With the North Korean invasion of South Korea ocurring two months later,
Truman ordered massive expansion of US military power. This was another
step by the US towards the globalisation of cold war. In June 1950, KIM II Sung's
North Korean army invaded South Korea. Fearing that communist Korea under a Kim Il
Sung dictatorship could threaten Japan and foster other communist movements in Asia,
Truman committed U.S. forces and obtained help from the UN to counter the North
Korean invasion. Even before then, in 1949, the USA was intervening in south east asia
to contain the spread of communism in states such as Malaya and Indonesia.

In the 1950s, the USA used the CIA to overthrow nationalist


regimes in Iran (1953) and Guatemala (1954) while Eisenhower and Dulles intervened in
the settlement of Vietnam and, after the Suez crisis, in the Middle East. This how the
USA was responsible for the globalisation of the cold war.

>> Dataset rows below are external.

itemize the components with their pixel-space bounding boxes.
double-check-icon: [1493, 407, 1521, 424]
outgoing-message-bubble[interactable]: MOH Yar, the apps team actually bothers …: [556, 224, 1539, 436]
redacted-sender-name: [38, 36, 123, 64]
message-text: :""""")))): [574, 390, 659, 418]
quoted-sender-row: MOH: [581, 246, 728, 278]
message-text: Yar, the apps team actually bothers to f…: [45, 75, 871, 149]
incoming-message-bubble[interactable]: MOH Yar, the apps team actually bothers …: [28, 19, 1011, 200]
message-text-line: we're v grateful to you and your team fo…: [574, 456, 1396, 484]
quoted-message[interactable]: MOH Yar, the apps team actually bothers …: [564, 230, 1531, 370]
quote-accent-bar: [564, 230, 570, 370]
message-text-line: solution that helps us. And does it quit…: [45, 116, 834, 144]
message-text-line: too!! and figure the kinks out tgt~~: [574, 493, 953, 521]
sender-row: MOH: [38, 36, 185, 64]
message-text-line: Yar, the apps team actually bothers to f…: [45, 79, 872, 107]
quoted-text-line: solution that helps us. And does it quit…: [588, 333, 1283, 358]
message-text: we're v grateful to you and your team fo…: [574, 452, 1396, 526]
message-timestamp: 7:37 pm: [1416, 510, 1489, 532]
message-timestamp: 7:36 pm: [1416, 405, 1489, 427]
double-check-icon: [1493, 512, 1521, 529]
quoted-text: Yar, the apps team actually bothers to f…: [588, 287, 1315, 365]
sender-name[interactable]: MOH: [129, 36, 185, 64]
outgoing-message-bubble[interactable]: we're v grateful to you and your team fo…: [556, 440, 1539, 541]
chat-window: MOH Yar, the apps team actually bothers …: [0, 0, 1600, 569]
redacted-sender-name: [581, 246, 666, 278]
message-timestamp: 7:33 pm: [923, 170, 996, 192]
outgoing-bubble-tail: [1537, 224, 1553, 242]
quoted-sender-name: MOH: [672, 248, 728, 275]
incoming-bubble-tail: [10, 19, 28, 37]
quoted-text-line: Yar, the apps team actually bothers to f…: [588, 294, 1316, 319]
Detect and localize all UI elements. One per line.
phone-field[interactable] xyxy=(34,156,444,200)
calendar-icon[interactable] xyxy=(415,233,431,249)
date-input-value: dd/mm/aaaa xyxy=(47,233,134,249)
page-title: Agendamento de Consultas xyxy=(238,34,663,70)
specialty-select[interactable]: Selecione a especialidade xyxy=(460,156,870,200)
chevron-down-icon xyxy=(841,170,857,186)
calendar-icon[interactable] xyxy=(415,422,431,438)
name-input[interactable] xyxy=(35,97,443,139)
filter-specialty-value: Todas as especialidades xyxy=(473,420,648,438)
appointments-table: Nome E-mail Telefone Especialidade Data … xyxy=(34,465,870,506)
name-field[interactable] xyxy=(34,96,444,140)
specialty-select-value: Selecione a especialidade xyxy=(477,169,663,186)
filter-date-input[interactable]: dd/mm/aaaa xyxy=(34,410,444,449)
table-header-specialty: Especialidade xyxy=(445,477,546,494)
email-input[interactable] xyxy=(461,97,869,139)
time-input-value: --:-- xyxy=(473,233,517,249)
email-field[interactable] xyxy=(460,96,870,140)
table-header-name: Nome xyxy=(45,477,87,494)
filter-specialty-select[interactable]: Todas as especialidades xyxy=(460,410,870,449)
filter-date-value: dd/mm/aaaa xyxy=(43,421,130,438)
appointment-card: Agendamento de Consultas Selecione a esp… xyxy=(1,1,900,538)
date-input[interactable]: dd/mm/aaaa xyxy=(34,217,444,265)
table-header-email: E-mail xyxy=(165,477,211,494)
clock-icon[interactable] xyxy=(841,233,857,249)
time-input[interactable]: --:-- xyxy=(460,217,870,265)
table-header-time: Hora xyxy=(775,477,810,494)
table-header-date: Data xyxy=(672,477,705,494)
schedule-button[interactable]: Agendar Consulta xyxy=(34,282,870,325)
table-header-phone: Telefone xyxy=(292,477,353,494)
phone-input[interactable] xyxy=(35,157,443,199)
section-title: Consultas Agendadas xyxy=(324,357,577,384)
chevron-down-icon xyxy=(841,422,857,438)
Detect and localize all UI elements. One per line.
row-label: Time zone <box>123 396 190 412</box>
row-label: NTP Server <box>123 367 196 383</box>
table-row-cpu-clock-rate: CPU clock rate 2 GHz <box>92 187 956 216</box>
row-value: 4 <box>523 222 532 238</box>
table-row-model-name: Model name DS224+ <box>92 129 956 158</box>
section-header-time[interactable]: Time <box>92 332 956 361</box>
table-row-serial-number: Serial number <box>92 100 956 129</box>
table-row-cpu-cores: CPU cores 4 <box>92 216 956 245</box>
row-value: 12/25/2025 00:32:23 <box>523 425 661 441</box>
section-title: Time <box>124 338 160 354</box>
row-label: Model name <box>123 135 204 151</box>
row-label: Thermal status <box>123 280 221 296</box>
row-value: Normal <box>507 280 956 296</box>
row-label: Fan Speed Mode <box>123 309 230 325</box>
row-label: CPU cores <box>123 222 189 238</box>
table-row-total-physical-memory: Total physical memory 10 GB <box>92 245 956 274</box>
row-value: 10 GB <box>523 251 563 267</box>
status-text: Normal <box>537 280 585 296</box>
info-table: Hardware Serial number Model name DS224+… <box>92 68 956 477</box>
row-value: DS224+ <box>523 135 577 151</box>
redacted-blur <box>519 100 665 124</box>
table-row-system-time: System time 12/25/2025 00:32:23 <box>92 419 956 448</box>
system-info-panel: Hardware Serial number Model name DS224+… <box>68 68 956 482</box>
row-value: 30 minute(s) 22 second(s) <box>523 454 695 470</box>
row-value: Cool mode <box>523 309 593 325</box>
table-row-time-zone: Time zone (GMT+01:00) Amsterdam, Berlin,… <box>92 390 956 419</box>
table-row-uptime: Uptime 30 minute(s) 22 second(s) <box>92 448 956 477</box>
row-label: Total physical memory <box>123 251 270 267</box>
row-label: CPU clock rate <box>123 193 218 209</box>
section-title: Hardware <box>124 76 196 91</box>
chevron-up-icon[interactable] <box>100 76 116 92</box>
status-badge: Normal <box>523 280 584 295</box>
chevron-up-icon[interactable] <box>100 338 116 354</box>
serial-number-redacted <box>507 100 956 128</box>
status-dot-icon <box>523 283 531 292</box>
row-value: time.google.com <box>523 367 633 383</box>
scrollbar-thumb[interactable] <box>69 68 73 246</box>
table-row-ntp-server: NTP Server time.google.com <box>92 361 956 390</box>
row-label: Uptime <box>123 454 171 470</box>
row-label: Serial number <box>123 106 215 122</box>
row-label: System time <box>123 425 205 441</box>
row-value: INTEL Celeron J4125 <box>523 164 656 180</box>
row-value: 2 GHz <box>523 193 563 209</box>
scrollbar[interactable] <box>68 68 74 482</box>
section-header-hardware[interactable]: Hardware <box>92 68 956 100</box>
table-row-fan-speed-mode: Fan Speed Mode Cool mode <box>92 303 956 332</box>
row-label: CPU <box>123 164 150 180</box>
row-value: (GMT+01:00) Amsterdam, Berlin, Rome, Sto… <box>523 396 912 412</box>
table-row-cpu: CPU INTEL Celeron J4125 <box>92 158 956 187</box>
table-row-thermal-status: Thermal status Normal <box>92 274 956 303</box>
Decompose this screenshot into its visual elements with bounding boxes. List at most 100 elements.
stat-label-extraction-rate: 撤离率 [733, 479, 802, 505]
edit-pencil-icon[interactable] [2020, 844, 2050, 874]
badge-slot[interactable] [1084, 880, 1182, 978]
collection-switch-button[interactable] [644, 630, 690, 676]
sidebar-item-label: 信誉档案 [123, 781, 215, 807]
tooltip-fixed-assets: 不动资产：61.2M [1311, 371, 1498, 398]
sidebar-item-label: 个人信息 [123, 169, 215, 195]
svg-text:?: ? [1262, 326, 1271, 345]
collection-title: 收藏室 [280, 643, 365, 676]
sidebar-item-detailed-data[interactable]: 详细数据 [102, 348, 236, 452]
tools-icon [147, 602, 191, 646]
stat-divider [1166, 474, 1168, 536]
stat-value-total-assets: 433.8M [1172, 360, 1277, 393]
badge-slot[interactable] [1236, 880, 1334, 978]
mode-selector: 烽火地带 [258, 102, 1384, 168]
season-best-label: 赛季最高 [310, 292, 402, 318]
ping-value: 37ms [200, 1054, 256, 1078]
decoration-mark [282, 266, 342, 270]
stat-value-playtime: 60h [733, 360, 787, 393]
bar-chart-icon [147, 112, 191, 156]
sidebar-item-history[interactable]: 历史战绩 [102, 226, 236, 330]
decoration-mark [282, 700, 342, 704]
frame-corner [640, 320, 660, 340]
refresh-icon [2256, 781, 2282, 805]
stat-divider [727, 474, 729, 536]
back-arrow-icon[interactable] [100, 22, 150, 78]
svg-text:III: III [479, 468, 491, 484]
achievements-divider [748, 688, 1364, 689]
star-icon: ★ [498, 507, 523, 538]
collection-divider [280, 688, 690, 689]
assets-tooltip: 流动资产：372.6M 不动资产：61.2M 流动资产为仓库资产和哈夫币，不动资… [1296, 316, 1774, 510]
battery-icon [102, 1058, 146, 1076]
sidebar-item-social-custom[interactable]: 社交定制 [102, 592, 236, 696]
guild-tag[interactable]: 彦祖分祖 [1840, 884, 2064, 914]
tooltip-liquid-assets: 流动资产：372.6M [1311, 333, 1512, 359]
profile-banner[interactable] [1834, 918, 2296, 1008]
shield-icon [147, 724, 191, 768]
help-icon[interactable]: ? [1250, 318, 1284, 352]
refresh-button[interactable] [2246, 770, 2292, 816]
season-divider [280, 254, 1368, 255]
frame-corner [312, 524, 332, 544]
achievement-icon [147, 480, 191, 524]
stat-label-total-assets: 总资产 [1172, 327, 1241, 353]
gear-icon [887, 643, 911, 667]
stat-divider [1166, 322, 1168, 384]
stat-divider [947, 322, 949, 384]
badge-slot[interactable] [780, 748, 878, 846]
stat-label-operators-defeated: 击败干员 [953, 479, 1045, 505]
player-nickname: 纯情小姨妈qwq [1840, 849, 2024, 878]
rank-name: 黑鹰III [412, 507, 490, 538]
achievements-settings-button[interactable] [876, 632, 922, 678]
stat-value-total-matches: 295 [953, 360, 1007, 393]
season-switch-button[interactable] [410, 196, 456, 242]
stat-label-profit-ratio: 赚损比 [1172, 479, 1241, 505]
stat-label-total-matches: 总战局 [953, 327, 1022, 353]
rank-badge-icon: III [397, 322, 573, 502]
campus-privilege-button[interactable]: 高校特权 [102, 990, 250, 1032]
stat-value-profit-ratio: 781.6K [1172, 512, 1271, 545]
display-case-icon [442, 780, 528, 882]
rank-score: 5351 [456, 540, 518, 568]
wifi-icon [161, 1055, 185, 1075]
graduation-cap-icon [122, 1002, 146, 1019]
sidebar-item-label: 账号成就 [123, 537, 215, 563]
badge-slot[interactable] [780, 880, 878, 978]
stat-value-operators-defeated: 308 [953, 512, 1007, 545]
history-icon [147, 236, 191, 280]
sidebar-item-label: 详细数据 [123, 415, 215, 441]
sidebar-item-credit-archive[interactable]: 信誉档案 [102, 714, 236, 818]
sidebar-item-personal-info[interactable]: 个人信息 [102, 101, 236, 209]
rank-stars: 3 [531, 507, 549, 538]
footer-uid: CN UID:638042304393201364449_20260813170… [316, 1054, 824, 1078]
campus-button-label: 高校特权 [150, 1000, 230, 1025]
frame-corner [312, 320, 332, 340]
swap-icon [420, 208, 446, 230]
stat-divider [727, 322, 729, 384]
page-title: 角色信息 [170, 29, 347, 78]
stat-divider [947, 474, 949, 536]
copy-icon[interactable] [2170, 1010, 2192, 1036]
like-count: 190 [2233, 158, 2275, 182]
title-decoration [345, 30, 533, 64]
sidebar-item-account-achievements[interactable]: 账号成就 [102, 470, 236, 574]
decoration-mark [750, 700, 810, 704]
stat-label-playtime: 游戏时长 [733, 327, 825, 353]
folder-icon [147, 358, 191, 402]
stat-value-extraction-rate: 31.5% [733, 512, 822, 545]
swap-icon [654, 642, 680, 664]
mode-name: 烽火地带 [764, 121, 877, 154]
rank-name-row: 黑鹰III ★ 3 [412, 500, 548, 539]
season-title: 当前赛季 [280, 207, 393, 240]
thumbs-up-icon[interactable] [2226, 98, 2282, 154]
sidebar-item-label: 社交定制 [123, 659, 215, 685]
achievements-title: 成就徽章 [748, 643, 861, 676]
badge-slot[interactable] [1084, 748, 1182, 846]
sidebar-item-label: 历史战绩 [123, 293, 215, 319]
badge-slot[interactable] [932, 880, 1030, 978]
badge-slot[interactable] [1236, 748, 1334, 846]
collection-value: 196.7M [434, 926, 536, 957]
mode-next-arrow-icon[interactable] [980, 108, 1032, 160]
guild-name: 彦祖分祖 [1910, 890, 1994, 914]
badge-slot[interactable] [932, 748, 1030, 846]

The USSR’s responsibility is harder to pinpoint, in part because the


documentation is
incomplete. Stalin was cautious, as evidence - his reluctance to support North
Korea’s attack on South Korea. Some observers believed that the Japanese treaty
led Stalin to approve a plan to invade U.S.supported South Korea. A cease-fire was
approved in Korea in July 1953 after the death of Stalin.

Khrushchev, the next Soviet leader, was more reckless but still gained little support from
Third World Countries. Cuba under Castro in 1961 was the first country to welcome
soviet support, thus, leading to Cuban Missile crisis. In 1962, the Soviet Union was
desperately behind the United States in the arms race. Soviet missiles were only
powerful enough to be launched against Europe but U.S. missiles were capable of
striking the entire Soviet Union. In late April 1962, Khrushchev conceived the idea of
placing intermediate-range missiles in Cuba. A deployment in Cuba would double the
Soviet strategic arsenal and provide a deterrent to a potential U.S. attack against the
Soviet Union. The Cuban Missile Crisis was the closest the world ever came to nuclear
war. Luckily, thanks to the bravery of two men, John F. Kennedy and Khrushchev war
was averted.

From the mid 1950s, and especially after 1962, the Soviet navy was rapidly
expanded in order to provide the USSR with a global reach it had hitherto
lacked.

Finally, the regional crises in many parts of the globe helped globalise the
Cold War but
only in that the USA, in particular, obsessed with the Communist threat, felt
bound to
intervene, e.g. Korea and Vietnam mentioned above.